Разумеется, в религиозных высказываниях царит заблуждение, но даже и в них перед нами не чистая фантазия и не абсолютная необоснованность, как полагает рационалистическая и современная гордыня. Первобытная религия не подчинена капризам, фантомам и фантазмам, от которых мы сами свободны. Ей попросту не удается найти механизм жертвы отпущения, как никогда не удавалось и нам. Непрерывность все той же неудачи, общность между нашим и первобытным мышлением и заставляет нас считать последнее предельно отличающимся от нашего, тогда как в реальности они совершенно схожи. Высокомерие по отношению к первобытности есть не что иное, как продленная первобытность, то есть бесконечно длящееся непонимание жертвы отпущения.

Тот факт, что учредительный процесс играет первостепенную роль в первобытной жизни, тогда как в нашей внешне стушевался, радикально меняет нашу жизнь и наше познание, но абсолютно не меняет фундаментального непонимания, которое продолжает нами править и нас защищать от собственного насилия и от знания об этом насилии. Длящаяся первобытность и заставляет нас называть фантазмами все, что могло бы нас просветить при чуть более внимательном взгляде; длящаяся первобытность и запрещает нам признать, что ложное, даже в религиозном плане, отнюдь не совпадает с грубой ошибкой и что именно оно не дает людям друг друга истребить.

Люди зависят от жертвы отпущения еще сильнее, чем мы предполагали до сих пор; именно она, обеспечив им необходимую защиту от насилия, затем дает им импульс к завоеванию реальности и инструмент всех их интеллектуальных побед. Мифы символического мышления похожи на сотканный личинкой кокон: без такого убежища она бы не смогла вырасти.

Чтобы объяснить огромную долю произвольного в первобытных культурах, нужно поместить их ближе, нежели наше общество, к учредительному произволу, и эта близость есть не что иное, как их меньшая по сравнению с нами историчность. Нужно предположить, что в этом произволе есть избыточность, что он обильно порождает различия в рамках процесса, ослабленный образ которого, быть может, можно увидеть и в исторических обществах, всякий раз как после периода хаотичного возбуждения они делают резкий поворот и замирают в иератической и застывшей форме, разделенной на строго изолированные отсеки. Не требуя от этой аналогии слишком многого, можно допустить, что общества со сложными перегородками, вынужденные заново вытверживать языки ритуала и родства, менее удалены (это удаление не следует понимать в строго временном смысле) от установившего порядок изначального переворота, нежели общества более подвижные, где сильнее сглажена систематичность социального порядка. Если вездесущее и жесткое различие — отец стабильности, оно, разумеется, не благоприятствует интеллектуальным поискам и, конкретнее, познанию истоков самой культуры.

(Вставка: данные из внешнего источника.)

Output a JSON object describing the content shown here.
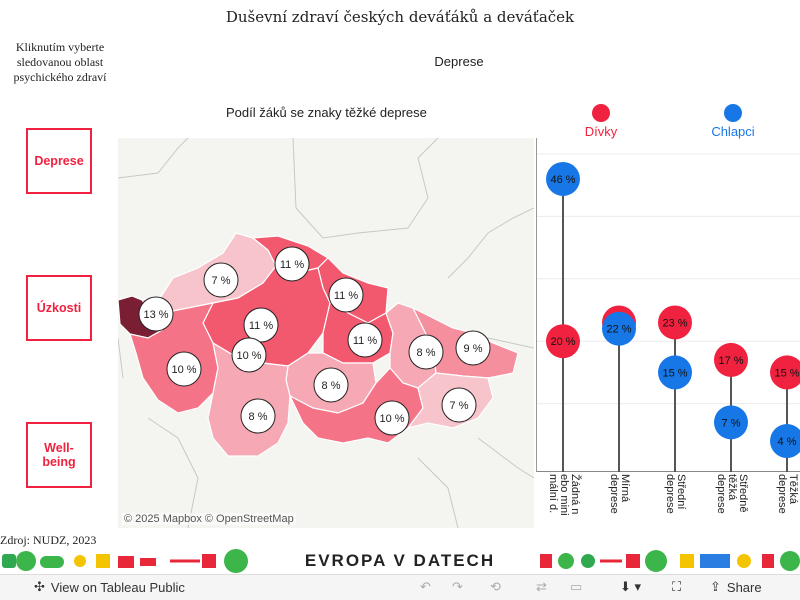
{
  "title": "Duševní zdraví českých deváťáků a deváťaček",
  "hint": "Kliknutím vyberte sledovanou oblast psychického zdraví",
  "selected_area": "Deprese",
  "nav": [
    {
      "label": "Deprese"
    },
    {
      "label": "Úzkosti"
    },
    {
      "label": "Well-being"
    }
  ],
  "map": {
    "title": "Podíl žáků se znaky těžké deprese",
    "attribution": "© 2025 Mapbox  © OpenStreetMap",
    "regions": [
      {
        "value": "13 %",
        "pct": 13
      },
      {
        "value": "7 %",
        "pct": 7
      },
      {
        "value": "11 %",
        "pct": 11
      },
      {
        "value": "11 %",
        "pct": 11
      },
      {
        "value": "11 %",
        "pct": 11
      },
      {
        "value": "10 %",
        "pct": 10
      },
      {
        "value": "10 %",
        "pct": 10
      },
      {
        "value": "11 %",
        "pct": 11
      },
      {
        "value": "8 %",
        "pct": 8
      },
      {
        "value": "9 %",
        "pct": 9
      },
      {
        "value": "8 %",
        "pct": 8
      },
      {
        "value": "8 %",
        "pct": 8
      },
      {
        "value": "10 %",
        "pct": 10
      },
      {
        "value": "7 %",
        "pct": 7
      }
    ]
  },
  "legend": {
    "girls": {
      "label": "Dívky",
      "color": "#f0223f"
    },
    "boys": {
      "label": "Chlapci",
      "color": "#1877e6"
    }
  },
  "chart_data": {
    "type": "scatter",
    "categories": [
      "Žádná nebo minimální d.",
      "Mírná deprese",
      "Střední deprese",
      "Středně těžká deprese",
      "Těžká deprese"
    ],
    "category_labels": [
      "Žádná n\nebo mini\nmální d.",
      "Mírná\ndeprese",
      "Střední\ndeprese",
      "Středně\ntěžká\ndeprese",
      "Těžká\ndeprese"
    ],
    "series": [
      {
        "name": "Dívky",
        "color": "#f0223f",
        "values": [
          20,
          23,
          23,
          17,
          15
        ],
        "labels": [
          "20 %",
          "23 %",
          "23 %",
          "17 %",
          "15 %"
        ]
      },
      {
        "name": "Chlapci",
        "color": "#1877e6",
        "values": [
          46,
          22,
          15,
          7,
          4
        ],
        "labels": [
          "46 %",
          "22 %",
          "15 %",
          "7 %",
          "4 %"
        ]
      }
    ],
    "ylim": [
      0,
      50
    ],
    "grid": true
  },
  "source": "Zdroj: NUDZ, 2023",
  "brand": "EVROPA V DATECH",
  "toolbar": {
    "view_label": "View on Tableau Public",
    "share_label": "Share"
  }
}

Для открытий относительно собственной культуры нужно, чтобы ритуальная жесткость уступила место проворству мышления, использующему те же механизмы, что и религия, но с неведомой для религии гибкостью. Нужно, чтобы культурный порядок начал распадаться, чтобы избыток различий рассосался, но чтобы это рассасывание не привело к слишком интенсивному насилию, а оно, в свою очередь, — к новому дифференцирующему пароксизму. По недоступным нам причинам в первобытных обществах эти условия никогда не выполняются. Начавшись, цикл насилия завершается так быстро, что, судя по всему, не приводит ни к каким серьезным последствиям в плане познания.